Di Redazione6 settembre 2010 Decrease Font Size Increase Font Size Dimensione testo Stampa questo articolo
Il Lago d'Iseo

Il Lago d'Iseo

BERGAMO — Non sarà eseguita alcuna autopsia della bimba di otto anni morta dopo essere scivolata nel lago d’Iseo a Marone (Brescia). Con lei era deceduto il fratellino Abdoul di sei anni. La procura di Bergamo ha infatti respinto la richiesta che i medici dei Riuniti avevano formulato come atto dovuto, poiché in presenza di un decesso accidentale. Il magistrato ha già concesso il nullaosta alla sepoltura e il corpo della bimba è stato riconsegnato alla famiglia. La piccola sarà seppellita in Africa insieme al fratello.

Nessuno dei due fratellini originari del Burkina Faso che ieri sono caduti nelle acque del lago ce l’ha fatta. E i medici che hanno fatto il possibile per salvarli ora non si danno pace. Nella notte di sabato, anche Zenabo, 8 anni è morta agli Ospedali Riuniti di Bergamo, mentre ieri aveva cessato di battere il cuore di suo fratello Abocut, 6 anni. Non sono serviti, quindi, gli sforzi dei soccorritori del 118 di Brescia e Bergamo. Troppo gravi le lesioni cerebrali riportate in quei lunghissimi minuti d’asfissia dopo che i due piccoli erano scivolati in acqua mentre giocavano lungo uno scivolo per il rimessaggio delle barche. Inutili anche gli sforzi di chi aveva per primo soccorso i due bambini: una coppia di turisti tedeschi e un medico della zona.
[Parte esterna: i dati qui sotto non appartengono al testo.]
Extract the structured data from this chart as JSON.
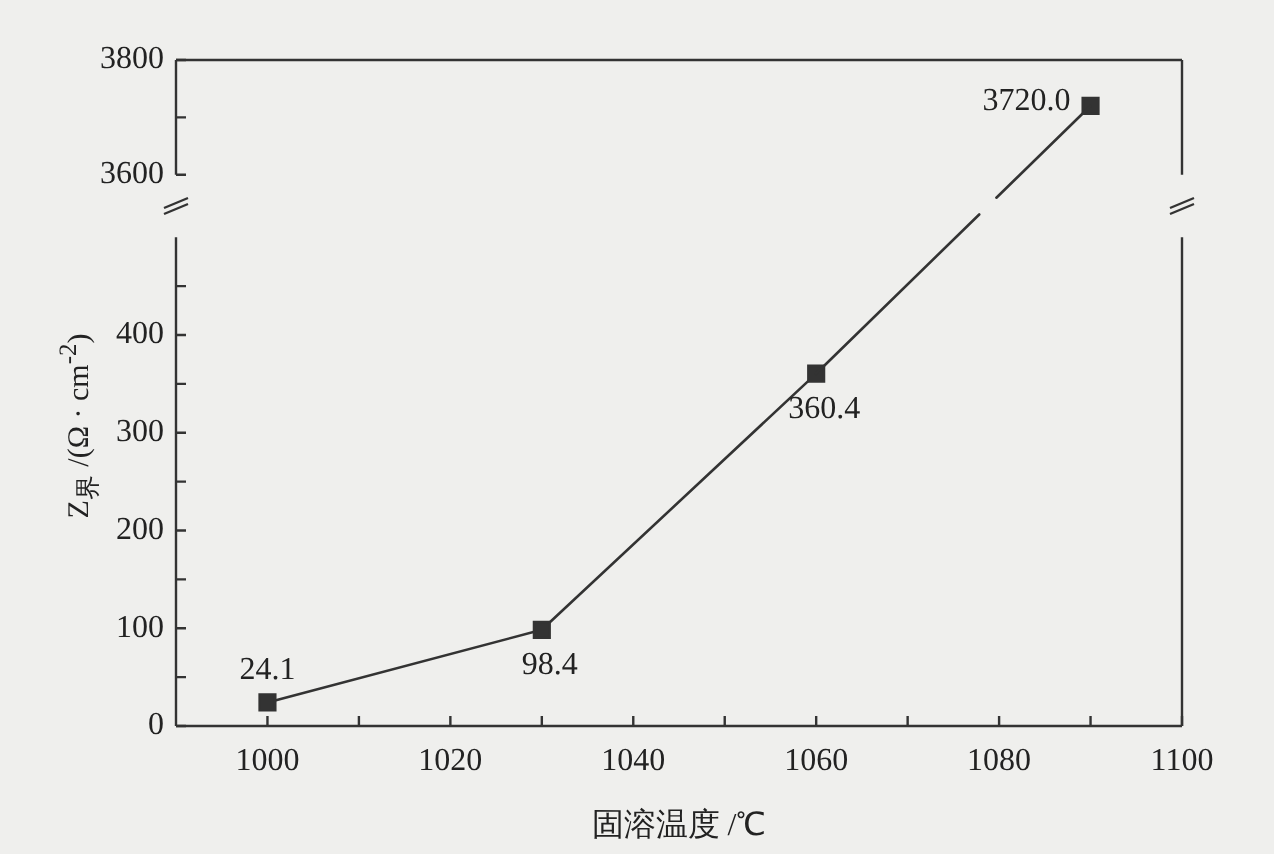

Rimane il rammarico di chi per lavoro salva la vita degli altri e, in questa occasione, non ci è riuscito. “Ci siamo alzati in volo da Brescia alle 16,20 esatte – ha racconta all’Ansa Angela, il medico del 118 di Brescia che per primo è arrivato a Marone -. Ho tenuto d’occhio l’orologio per avere un’idea di quanto tempo i bambini sarebbero rimasti in arresto cardiaco. Alle 16,36 eravamo a Marone e l’elicottero e’ atterrato a pochi metri dal luogo della disgrazia”.
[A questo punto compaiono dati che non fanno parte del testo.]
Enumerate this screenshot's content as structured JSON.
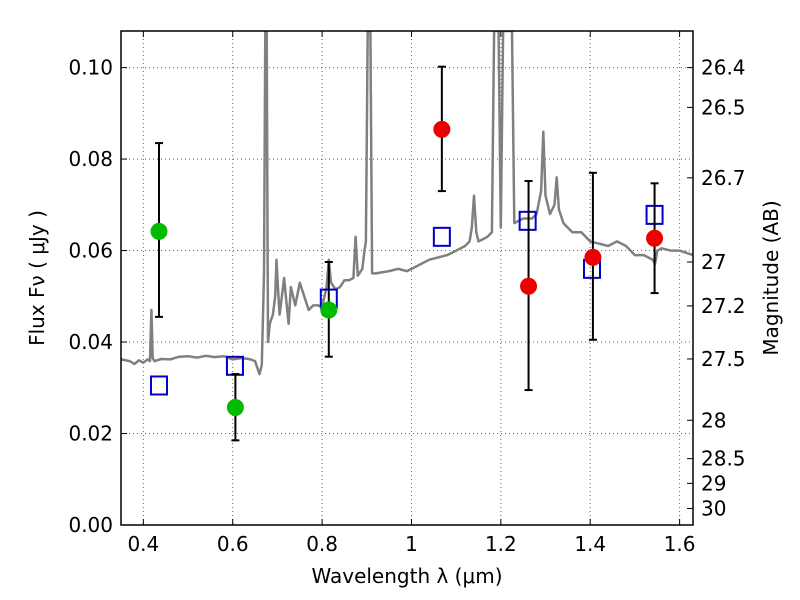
{
  "chart_data": {
    "type": "scatter",
    "title": "",
    "xlabel": "Wavelength  λ (μm)",
    "ylabel": "Flux  Fν  ( μJy )",
    "y2label": "Magnitude (AB)",
    "xlim": [
      0.35,
      1.63
    ],
    "ylim": [
      0.0,
      0.108
    ],
    "grid": true,
    "x_ticks": [
      0.4,
      0.6,
      0.8,
      1.0,
      1.2,
      1.4,
      1.6
    ],
    "x_tick_labels": [
      "0.4",
      "0.6",
      "0.8",
      "1",
      "1.2",
      "1.4",
      "1.6"
    ],
    "y_ticks": [
      0.0,
      0.02,
      0.04,
      0.06,
      0.08,
      0.1
    ],
    "y_tick_labels": [
      "0.00",
      "0.02",
      "0.04",
      "0.06",
      "0.08",
      "0.10"
    ],
    "y2_ticks": [
      {
        "label": "26.4",
        "flux": 0.1
      },
      {
        "label": "26.5",
        "flux": 0.0913
      },
      {
        "label": "26.7",
        "flux": 0.0759
      },
      {
        "label": "27",
        "flux": 0.0575
      },
      {
        "label": "27.2",
        "flux": 0.0479
      },
      {
        "label": "27.5",
        "flux": 0.0363
      },
      {
        "label": "28",
        "flux": 0.0229
      },
      {
        "label": "28.5",
        "flux": 0.0145
      },
      {
        "label": "29",
        "flux": 0.0091
      },
      {
        "label": "30",
        "flux": 0.0036
      }
    ],
    "series": [
      {
        "kind": "spectrum",
        "color": "#808080",
        "points": [
          [
            0.35,
            0.0362
          ],
          [
            0.37,
            0.0358
          ],
          [
            0.38,
            0.0352
          ],
          [
            0.39,
            0.036
          ],
          [
            0.4,
            0.0355
          ],
          [
            0.41,
            0.0362
          ],
          [
            0.415,
            0.0358
          ],
          [
            0.418,
            0.047
          ],
          [
            0.421,
            0.0365
          ],
          [
            0.425,
            0.0358
          ],
          [
            0.44,
            0.0363
          ],
          [
            0.46,
            0.0362
          ],
          [
            0.48,
            0.0368
          ],
          [
            0.5,
            0.0369
          ],
          [
            0.52,
            0.0366
          ],
          [
            0.54,
            0.037
          ],
          [
            0.56,
            0.0367
          ],
          [
            0.58,
            0.0369
          ],
          [
            0.6,
            0.0362
          ],
          [
            0.62,
            0.0365
          ],
          [
            0.64,
            0.0362
          ],
          [
            0.65,
            0.0358
          ],
          [
            0.66,
            0.033
          ],
          [
            0.665,
            0.035
          ],
          [
            0.67,
            0.055
          ],
          [
            0.673,
            0.108
          ],
          [
            0.676,
            0.108
          ],
          [
            0.679,
            0.04
          ],
          [
            0.683,
            0.044
          ],
          [
            0.69,
            0.046
          ],
          [
            0.695,
            0.05
          ],
          [
            0.698,
            0.058
          ],
          [
            0.701,
            0.052
          ],
          [
            0.705,
            0.046
          ],
          [
            0.71,
            0.05
          ],
          [
            0.715,
            0.054
          ],
          [
            0.72,
            0.049
          ],
          [
            0.725,
            0.044
          ],
          [
            0.73,
            0.052
          ],
          [
            0.74,
            0.048
          ],
          [
            0.75,
            0.053
          ],
          [
            0.76,
            0.05
          ],
          [
            0.77,
            0.047
          ],
          [
            0.78,
            0.048
          ],
          [
            0.79,
            0.048
          ],
          [
            0.8,
            0.0478
          ],
          [
            0.81,
            0.052
          ],
          [
            0.815,
            0.058
          ],
          [
            0.82,
            0.053
          ],
          [
            0.83,
            0.0515
          ],
          [
            0.84,
            0.052
          ],
          [
            0.85,
            0.0535
          ],
          [
            0.86,
            0.0535
          ],
          [
            0.87,
            0.054
          ],
          [
            0.875,
            0.063
          ],
          [
            0.88,
            0.0545
          ],
          [
            0.89,
            0.056
          ],
          [
            0.895,
            0.06
          ],
          [
            0.898,
            0.062
          ],
          [
            0.902,
            0.108
          ],
          [
            0.908,
            0.108
          ],
          [
            0.912,
            0.055
          ],
          [
            0.92,
            0.055
          ],
          [
            0.95,
            0.0555
          ],
          [
            0.97,
            0.056
          ],
          [
            0.99,
            0.0555
          ],
          [
            1.0,
            0.056
          ],
          [
            1.02,
            0.057
          ],
          [
            1.04,
            0.058
          ],
          [
            1.06,
            0.0585
          ],
          [
            1.08,
            0.059
          ],
          [
            1.1,
            0.06
          ],
          [
            1.12,
            0.061
          ],
          [
            1.13,
            0.062
          ],
          [
            1.135,
            0.065
          ],
          [
            1.14,
            0.072
          ],
          [
            1.145,
            0.064
          ],
          [
            1.15,
            0.062
          ],
          [
            1.16,
            0.0625
          ],
          [
            1.17,
            0.063
          ],
          [
            1.18,
            0.064
          ],
          [
            1.185,
            0.108
          ],
          [
            1.195,
            0.108
          ],
          [
            1.2,
            0.065
          ],
          [
            1.205,
            0.108
          ],
          [
            1.225,
            0.108
          ],
          [
            1.23,
            0.066
          ],
          [
            1.25,
            0.067
          ],
          [
            1.27,
            0.067
          ],
          [
            1.28,
            0.068
          ],
          [
            1.29,
            0.073
          ],
          [
            1.295,
            0.086
          ],
          [
            1.3,
            0.072
          ],
          [
            1.31,
            0.068
          ],
          [
            1.32,
            0.07
          ],
          [
            1.325,
            0.076
          ],
          [
            1.33,
            0.069
          ],
          [
            1.34,
            0.066
          ],
          [
            1.36,
            0.064
          ],
          [
            1.38,
            0.064
          ],
          [
            1.4,
            0.062
          ],
          [
            1.42,
            0.0615
          ],
          [
            1.44,
            0.061
          ],
          [
            1.46,
            0.062
          ],
          [
            1.48,
            0.061
          ],
          [
            1.5,
            0.059
          ],
          [
            1.52,
            0.059
          ],
          [
            1.54,
            0.058
          ],
          [
            1.545,
            0.057
          ],
          [
            1.55,
            0.06
          ],
          [
            1.56,
            0.0605
          ],
          [
            1.58,
            0.06
          ],
          [
            1.6,
            0.06
          ],
          [
            1.63,
            0.059
          ]
        ]
      },
      {
        "kind": "open-squares",
        "color": "#0000cc",
        "points": [
          [
            0.435,
            0.0305
          ],
          [
            0.605,
            0.0348
          ],
          [
            0.815,
            0.0495
          ],
          [
            1.068,
            0.063
          ],
          [
            1.26,
            0.0665
          ],
          [
            1.404,
            0.056
          ],
          [
            1.544,
            0.0678
          ]
        ]
      },
      {
        "kind": "filled-circles",
        "color": "#00bb00",
        "points": [
          {
            "x": 0.435,
            "y": 0.0642,
            "ylo": 0.0455,
            "yhi": 0.0835
          },
          {
            "x": 0.606,
            "y": 0.0257,
            "ylo": 0.0185,
            "yhi": 0.033
          },
          {
            "x": 0.815,
            "y": 0.047,
            "ylo": 0.0368,
            "yhi": 0.0575
          }
        ]
      },
      {
        "kind": "filled-circles",
        "color": "#ee0000",
        "points": [
          {
            "x": 1.068,
            "y": 0.0865,
            "ylo": 0.073,
            "yhi": 0.1002
          },
          {
            "x": 1.262,
            "y": 0.0522,
            "ylo": 0.0295,
            "yhi": 0.0752
          },
          {
            "x": 1.406,
            "y": 0.0585,
            "ylo": 0.0405,
            "yhi": 0.077
          },
          {
            "x": 1.544,
            "y": 0.0627,
            "ylo": 0.0507,
            "yhi": 0.0747
          }
        ]
      }
    ]
  }
}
“Erano entrambi in arresto cardiaco – prosegue il medico – e io mi sono dedicata al più piccolo, mentre gli infermieri si sono occupati della bambina. Dopo 20 minuti il cuore del bambino è ripartito. E ho sentito anche il polso, cosa che mi ha dato un po’ di speranza. A quel punto c’era la certezza che sangue ossigenato stava circolando”. C’erano, pero’, anche i danni cerebrali che si sono verificati fatali nelle ore successive. I medici dell’ospedale di Bergamo hanno chiesto sia eseguita l’autopsia sul corpo della piccola.